To w takim razie życzę Wam przyjemnego listopada :) Zapalajcie lampeczki, świeczuszki, lampioniki, to będzie przyjemniej :) Pozdrawiam!!!

02 lipca 2013

Ciekawa donica.

Kupiłam sobie taką ciekawa donice na stół tarasowy - jak zobaczyłam te dziurki na roślinki to już miałam wizję co zasadzę, choć teraz wszystko się zmieniło, w donicy rosną fuksje, które sama wychodowałam z kawałków gałązek :) Dziurki jeszcze nie są odsadzone - musze się wybrać do centrum ogrodniczego, bo coś mi pomysłów brakuje - potrzebuję trochę pogapić się na kwiatki, to mi wizja przyjdzie :) Pewnie i tą fuksję wysadzę z tej donicy do innej :)
Donica jest kamionkowa?/gliniana?, nie była niczym lakierowana i malowana, więc mi to ułatwiło pracę - podkład malowalam na biało bardzo mokrym pędzelkiem - bardzo mi się to podoba, a co lepsze to wcale nie widać prześwitów, oczywiście jakby się przyjżeć... Dla mnie to mogłoby je troche widać :)
To już wszystko :
Pozdrawiam i dziekuję za odwiedziny!!!

04 czerwca 2013

Decu donica.

Dużo decoupage, będzie w najbliższym czasie na blogu. Co prawda własnie z drutów zdjęłam własnie chustę (uff... wreszcie...), ale zanim ją zblokuję, to trochę minie, bo chcę wypróbować blokowanie na drutach z parasolki, a taka jedna popruta parasolka leży gdzieś pod stertą worków z rzeczami do wywiezienia... i tak czeka to wszystko aż znajdziemy czas...

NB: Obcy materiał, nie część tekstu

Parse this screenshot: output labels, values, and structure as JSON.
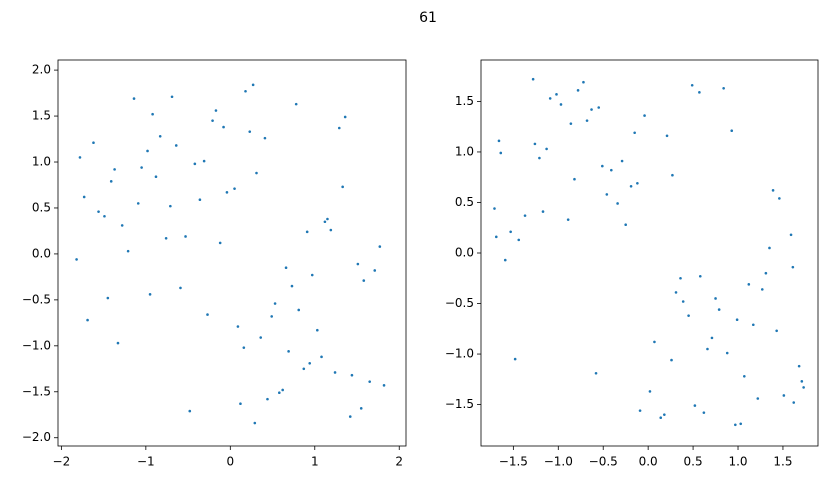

Teraz mnie korci jakiś szal na drutach machnąć :) Tylko jakiś prosty wzorek by mógł się znaleźć. 
A wracając do decu... to mi kwiat eksplodował, urósł strasznie i musiałam go jak najszybciej przesadzić. Trochę chyba nie przemyślałam tej doniczki, bo jakbym ją robiła w normalnym tempie, to była by pewnie inna i lepsza, no ale, kwiatek ma chociaż luźniej :) A dodatkowo zawineąłm go na serduszko, bo jakiś taki wiotki się zrobił i ma witki do pnięcia (a miała to być roslina w formie drzewka?!).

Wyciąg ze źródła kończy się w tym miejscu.